Так как даже Ева пока не знала, принимать или не принимать эти материалы для чтения по радио и кто их будет читать перед микрофоном, меня на время от этого освободили, но я не строила никаких иллюзий. Я достаточно знала своих замечательных подруг Еву и Богунку, чтобы понять, что они меня в покое не оставят, — до такой степени чувство реальности у меня все-таки развито.
Скоро мне представилась возможность доказать Еве, что она ошибается, считая меня не искушенной в жизни. Во всяком случае, внешне удалось сохранить спокойствие. Но в душе — в душе я себя чувствовала ужасно. Однако Ева ничего не должна знать.
Это было так. На перемене Карел второй листал свежий номер журнала «Стадион» и вдруг как заорет!
— Гляди, вот твоя подружка, которая играла с нами в баскетбол!!
И он положил передо мной журнал, открытый на последней странице. Там была цветная фотография и статья под ней. Над фотографией заглавными буквами был набран бросающийся в глаза заголовок: «Красавица и мяч». Собственно, конца не было. Ивета хорошо проявила себя в команде юниоров (куда нас зачислили вместе), но не удержалась в молодежной сборной (об этом она однако же не сообщила ничего; судя по дате, это произошло после поездки ко мне, когда наша переписка прервалась). В Праге я не решилась зайти к ней, успокаивая себя, что она, наверное, находится на сборах или соревнованиях, куда мне теперь хода нет. Теперь она попала в первую лигу. Конечно, не это было ее задачей, но она ничем не побрезгует. Да и ребят там побольше. Со своей красотой она там наверняка кого-нибудь подцепит. Даже не попав в высшую лигу, куда взяли Пимчу. Зато у нее есть перспектива поступления на факультет физического воспитания — эту идею она позаимствовала у меня; она-то не собиралась связывать свою жизнь с баскетболом! Дурой надо быть, чтобы не воспользоваться такой возможностью!
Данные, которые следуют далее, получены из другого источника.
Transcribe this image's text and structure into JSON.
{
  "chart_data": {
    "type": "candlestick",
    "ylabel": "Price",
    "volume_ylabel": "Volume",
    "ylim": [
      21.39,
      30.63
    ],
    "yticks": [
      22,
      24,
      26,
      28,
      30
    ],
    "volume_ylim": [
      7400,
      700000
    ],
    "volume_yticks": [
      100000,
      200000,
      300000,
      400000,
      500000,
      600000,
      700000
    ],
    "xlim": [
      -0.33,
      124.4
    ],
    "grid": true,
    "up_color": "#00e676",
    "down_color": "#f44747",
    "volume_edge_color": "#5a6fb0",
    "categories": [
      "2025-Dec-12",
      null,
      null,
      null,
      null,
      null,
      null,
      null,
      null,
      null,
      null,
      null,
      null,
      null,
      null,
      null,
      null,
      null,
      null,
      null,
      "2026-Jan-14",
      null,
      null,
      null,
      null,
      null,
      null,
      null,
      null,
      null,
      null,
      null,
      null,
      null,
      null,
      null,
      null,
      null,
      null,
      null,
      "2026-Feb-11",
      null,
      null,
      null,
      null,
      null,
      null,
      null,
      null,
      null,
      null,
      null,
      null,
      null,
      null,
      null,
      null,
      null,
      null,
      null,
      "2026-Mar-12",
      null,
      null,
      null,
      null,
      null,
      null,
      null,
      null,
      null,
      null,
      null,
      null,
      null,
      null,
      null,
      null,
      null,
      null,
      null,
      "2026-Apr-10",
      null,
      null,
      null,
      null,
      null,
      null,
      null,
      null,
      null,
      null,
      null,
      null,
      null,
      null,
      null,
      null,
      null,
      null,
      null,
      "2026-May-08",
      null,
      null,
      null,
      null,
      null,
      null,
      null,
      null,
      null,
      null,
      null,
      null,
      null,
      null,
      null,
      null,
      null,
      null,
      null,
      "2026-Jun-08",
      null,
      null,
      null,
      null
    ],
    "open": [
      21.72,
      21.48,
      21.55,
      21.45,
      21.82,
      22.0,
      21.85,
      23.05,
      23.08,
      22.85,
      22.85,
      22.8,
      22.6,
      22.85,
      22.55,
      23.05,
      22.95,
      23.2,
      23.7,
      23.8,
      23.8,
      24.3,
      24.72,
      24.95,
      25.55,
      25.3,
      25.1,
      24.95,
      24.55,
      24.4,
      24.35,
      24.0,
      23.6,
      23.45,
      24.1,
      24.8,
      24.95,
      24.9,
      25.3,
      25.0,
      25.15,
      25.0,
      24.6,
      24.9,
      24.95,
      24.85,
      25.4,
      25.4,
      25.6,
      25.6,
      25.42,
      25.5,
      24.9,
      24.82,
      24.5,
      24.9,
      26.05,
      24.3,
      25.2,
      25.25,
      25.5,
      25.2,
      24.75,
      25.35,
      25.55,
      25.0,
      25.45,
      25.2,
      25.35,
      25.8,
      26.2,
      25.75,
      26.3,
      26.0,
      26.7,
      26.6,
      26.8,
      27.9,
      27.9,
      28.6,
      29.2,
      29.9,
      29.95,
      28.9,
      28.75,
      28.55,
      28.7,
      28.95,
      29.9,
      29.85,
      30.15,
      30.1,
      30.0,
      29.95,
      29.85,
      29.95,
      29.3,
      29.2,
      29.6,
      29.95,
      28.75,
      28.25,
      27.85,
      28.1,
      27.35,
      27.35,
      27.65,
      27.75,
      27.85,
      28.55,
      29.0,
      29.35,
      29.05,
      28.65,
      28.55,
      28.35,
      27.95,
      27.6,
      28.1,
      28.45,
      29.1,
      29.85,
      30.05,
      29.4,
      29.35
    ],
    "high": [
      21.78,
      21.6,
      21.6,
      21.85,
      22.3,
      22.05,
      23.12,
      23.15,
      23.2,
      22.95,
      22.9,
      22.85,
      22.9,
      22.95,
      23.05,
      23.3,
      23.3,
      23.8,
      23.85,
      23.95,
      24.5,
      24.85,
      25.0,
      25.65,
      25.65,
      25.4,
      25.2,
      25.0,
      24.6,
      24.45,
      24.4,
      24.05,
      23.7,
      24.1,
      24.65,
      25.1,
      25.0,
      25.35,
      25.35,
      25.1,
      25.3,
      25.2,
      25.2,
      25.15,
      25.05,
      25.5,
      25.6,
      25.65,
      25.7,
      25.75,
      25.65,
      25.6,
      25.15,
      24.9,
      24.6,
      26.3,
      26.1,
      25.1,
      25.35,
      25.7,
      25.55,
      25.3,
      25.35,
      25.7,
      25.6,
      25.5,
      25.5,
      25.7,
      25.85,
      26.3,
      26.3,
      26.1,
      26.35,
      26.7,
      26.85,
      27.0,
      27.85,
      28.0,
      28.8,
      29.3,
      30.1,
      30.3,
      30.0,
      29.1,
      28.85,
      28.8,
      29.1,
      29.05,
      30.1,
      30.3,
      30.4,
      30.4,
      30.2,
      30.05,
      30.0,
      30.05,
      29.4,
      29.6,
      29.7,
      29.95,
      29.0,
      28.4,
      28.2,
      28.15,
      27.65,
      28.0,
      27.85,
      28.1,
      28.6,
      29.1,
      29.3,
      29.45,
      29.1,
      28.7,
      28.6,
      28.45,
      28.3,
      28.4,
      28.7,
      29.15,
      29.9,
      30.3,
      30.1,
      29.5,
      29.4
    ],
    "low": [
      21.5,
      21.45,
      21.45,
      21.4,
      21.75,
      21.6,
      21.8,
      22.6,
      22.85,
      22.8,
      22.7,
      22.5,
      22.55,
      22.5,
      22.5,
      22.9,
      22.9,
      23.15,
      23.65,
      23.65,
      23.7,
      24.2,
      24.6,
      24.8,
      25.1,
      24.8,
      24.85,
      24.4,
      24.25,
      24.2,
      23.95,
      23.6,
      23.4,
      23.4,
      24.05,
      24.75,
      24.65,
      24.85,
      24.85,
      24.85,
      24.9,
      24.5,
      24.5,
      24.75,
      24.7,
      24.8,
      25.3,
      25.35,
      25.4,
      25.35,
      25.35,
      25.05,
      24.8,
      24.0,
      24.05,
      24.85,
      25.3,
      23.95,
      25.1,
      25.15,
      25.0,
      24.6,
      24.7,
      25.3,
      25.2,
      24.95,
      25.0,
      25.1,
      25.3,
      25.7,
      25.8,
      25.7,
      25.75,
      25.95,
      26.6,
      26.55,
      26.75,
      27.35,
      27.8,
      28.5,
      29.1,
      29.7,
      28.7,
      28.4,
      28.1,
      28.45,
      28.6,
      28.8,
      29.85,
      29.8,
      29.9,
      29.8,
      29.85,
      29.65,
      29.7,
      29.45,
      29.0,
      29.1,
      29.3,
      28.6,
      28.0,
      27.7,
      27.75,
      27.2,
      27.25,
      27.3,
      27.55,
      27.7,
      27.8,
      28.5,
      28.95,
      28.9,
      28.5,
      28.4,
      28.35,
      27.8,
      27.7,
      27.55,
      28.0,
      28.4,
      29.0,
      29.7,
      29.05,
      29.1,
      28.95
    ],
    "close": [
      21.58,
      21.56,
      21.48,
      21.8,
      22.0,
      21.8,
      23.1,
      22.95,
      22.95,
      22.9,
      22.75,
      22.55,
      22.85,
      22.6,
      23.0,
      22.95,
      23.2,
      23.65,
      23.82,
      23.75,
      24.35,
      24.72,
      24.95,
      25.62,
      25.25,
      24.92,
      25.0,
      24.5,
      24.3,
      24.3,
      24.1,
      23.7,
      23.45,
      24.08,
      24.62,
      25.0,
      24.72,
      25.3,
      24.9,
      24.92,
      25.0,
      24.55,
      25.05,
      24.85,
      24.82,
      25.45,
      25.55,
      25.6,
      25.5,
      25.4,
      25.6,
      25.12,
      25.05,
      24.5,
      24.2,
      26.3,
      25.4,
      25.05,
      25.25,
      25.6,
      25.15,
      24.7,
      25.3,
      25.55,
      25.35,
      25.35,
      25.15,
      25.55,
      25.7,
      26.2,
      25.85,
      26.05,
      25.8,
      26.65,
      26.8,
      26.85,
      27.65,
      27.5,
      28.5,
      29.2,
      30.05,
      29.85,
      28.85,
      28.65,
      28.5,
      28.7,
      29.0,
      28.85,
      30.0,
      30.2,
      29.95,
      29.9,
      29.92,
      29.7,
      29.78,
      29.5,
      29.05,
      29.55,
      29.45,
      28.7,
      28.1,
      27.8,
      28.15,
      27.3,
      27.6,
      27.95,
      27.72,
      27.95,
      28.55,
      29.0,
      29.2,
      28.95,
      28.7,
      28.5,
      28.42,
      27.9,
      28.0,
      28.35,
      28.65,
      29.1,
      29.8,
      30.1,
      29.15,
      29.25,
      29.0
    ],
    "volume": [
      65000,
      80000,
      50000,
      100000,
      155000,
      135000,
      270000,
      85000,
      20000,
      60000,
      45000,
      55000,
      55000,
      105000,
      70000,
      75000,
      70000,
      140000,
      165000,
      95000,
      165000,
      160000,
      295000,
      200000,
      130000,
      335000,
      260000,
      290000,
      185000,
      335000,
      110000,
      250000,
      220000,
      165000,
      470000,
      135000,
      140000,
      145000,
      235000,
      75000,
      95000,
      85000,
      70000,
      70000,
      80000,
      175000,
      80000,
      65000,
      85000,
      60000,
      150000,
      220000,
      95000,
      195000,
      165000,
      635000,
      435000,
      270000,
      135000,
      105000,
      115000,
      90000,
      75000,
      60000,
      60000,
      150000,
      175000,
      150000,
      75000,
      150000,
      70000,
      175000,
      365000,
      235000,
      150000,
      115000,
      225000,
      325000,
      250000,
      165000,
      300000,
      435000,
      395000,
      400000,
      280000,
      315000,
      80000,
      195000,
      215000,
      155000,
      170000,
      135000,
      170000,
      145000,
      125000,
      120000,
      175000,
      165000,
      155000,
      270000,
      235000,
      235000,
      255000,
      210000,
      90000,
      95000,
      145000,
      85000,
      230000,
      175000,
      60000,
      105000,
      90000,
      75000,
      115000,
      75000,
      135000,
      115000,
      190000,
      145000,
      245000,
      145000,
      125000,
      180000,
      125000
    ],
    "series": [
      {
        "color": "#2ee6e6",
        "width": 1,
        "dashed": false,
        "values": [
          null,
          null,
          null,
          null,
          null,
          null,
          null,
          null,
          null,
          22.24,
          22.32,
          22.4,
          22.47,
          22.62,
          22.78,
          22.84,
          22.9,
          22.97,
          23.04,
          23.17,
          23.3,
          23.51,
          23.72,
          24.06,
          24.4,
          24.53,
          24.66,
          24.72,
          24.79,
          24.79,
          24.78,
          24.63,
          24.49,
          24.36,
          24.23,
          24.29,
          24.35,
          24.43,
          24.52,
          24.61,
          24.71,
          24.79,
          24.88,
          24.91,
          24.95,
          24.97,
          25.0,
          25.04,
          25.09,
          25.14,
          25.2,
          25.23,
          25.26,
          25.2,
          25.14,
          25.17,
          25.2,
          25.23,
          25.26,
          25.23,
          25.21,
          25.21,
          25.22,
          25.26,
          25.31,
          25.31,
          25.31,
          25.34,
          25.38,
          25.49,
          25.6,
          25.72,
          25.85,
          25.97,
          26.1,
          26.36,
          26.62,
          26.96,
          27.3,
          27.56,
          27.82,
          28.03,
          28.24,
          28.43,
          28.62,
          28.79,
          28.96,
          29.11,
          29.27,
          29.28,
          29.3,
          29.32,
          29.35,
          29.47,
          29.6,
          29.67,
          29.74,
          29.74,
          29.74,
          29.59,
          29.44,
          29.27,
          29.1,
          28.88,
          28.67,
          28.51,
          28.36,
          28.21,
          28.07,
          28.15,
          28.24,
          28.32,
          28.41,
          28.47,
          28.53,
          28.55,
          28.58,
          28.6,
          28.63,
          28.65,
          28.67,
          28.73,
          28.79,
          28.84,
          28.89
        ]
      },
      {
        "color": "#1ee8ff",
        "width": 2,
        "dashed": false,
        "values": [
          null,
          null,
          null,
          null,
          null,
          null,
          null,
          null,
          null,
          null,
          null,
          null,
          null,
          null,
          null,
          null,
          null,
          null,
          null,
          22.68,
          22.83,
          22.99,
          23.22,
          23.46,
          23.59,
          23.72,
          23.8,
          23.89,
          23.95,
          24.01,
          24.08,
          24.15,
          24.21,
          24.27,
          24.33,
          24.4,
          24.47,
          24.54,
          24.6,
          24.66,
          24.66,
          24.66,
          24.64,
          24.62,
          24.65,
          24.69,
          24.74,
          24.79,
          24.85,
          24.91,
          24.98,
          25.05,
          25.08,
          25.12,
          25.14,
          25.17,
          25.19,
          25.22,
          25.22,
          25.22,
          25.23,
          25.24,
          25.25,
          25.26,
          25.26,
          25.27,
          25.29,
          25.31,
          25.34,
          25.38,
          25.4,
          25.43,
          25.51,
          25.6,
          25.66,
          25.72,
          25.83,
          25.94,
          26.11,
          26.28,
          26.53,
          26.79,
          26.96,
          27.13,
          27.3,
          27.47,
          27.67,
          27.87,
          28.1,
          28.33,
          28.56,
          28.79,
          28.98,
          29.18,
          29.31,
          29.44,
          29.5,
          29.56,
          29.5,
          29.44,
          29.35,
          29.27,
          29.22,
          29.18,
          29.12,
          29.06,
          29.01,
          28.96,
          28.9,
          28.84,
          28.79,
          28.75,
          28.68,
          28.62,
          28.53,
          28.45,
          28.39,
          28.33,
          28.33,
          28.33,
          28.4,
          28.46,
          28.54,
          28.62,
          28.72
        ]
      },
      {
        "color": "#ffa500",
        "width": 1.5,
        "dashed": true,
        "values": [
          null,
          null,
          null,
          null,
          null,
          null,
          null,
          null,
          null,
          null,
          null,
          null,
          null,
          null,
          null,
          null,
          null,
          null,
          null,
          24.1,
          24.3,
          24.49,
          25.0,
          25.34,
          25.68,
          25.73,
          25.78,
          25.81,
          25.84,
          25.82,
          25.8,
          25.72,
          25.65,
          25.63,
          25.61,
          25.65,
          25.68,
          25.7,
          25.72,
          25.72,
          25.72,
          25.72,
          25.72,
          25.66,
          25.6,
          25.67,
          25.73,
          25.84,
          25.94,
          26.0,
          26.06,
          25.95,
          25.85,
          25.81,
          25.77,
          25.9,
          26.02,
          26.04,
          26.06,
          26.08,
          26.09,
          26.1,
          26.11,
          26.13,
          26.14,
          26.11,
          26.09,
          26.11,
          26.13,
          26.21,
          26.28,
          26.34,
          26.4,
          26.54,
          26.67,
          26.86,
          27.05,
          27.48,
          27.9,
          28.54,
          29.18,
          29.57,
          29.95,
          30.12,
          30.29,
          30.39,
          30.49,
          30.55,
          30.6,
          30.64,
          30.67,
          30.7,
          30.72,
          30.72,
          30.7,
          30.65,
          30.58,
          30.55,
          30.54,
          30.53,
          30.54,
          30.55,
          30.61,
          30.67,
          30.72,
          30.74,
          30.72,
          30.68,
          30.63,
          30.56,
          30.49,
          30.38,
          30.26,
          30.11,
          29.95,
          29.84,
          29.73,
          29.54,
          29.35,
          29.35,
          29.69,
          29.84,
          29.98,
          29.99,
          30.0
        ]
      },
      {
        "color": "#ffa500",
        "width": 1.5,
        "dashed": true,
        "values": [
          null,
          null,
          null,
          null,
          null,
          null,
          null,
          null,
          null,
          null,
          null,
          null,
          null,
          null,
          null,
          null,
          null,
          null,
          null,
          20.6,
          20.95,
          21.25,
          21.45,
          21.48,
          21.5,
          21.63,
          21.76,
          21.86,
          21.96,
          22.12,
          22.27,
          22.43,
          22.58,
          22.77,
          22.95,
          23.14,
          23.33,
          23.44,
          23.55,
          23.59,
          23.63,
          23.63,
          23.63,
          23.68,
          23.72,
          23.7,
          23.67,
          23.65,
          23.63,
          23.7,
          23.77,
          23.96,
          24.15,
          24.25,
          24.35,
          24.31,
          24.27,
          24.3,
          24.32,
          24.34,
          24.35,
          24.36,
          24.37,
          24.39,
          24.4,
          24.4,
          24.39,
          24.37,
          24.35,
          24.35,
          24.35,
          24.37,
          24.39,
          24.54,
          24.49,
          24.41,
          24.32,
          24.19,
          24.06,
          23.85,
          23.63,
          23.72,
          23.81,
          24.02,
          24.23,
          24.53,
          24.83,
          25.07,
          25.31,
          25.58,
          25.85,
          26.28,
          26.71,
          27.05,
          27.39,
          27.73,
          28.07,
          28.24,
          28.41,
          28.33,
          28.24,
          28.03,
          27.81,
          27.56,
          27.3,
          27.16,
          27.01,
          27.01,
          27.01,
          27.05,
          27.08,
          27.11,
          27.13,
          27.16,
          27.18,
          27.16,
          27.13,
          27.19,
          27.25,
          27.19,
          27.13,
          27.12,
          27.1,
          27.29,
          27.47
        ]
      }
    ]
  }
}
— Конечно, это та самая девчонка. — Томаш посмотрел на удачный снимок Иветы и перевел взгляд на меня. Потом прочитал текст. — Тебе не повезло, это факт. Посмотри, где она только не побывала с этой молодежной сборной!
Ивета, которая была доброй, только когда у нее что-то было не в порядке, Ивета, которая, конечно, в баскетболе не могла выдержать сравнения со мной!
— Не думайте, соревнования — это не туристическая поездка, — сказала я, стараясь сохранить внешнее спокойствие.
Но Ева поняла, чего мне это стоило.
— Все вы дураки! — высказалась она, хотя обычно не ругалась.
Мне, однако, в этот момент не нужно было ни ее сочувствия, ни понимания.
— Не огорчайся понапрасну, — выдохнула я из последних сил и скрылась в уборной.
И хотя уже кончалась перемена, и хотя Гаврда сожрет меня с потрохами, все равно в класс я вернусь только после звонка.
Мне необходимо было побыть одной. Надо было привести себя в порядок, чтобы после уроков я смогла говорить на эту тему с Евой легко и безболезненно. Спокойно и умиротворенно. К чему слезы? Рвать страсти в клочья? Пусть все видят, как я воспринимаю реальность.
Мы пошли в столовую, как всегда, кружным путем, чтобы немного проветриться и переждать, пока рассосется очередь. Мы шли по здешнему знаменитому парку, через березовую рощу, которая сейчас, зимой, казалась светлее, чем всегда. Под ногами шуршали сухие листья, ветер повалил стоявший посреди лужайки деревянный щит с афишей «Играет оркестр…». С одной стороны щит оторвался от столба и продолжал раскачиваться и скрипеть. Все тут соответствовало моему настроению. А горечи, которую пытливые Евины глаза прочитали на моем лице, я должна буду найти какое-то достойное объяснение. Не потому, что я хотела что-либо от нее скрыть — с какой стати, но потому, что мне было мучительно больно. Она права: я не овладела ситуацией, раз так мучилась. Какая глупая зависть! И к кому — к Ивете!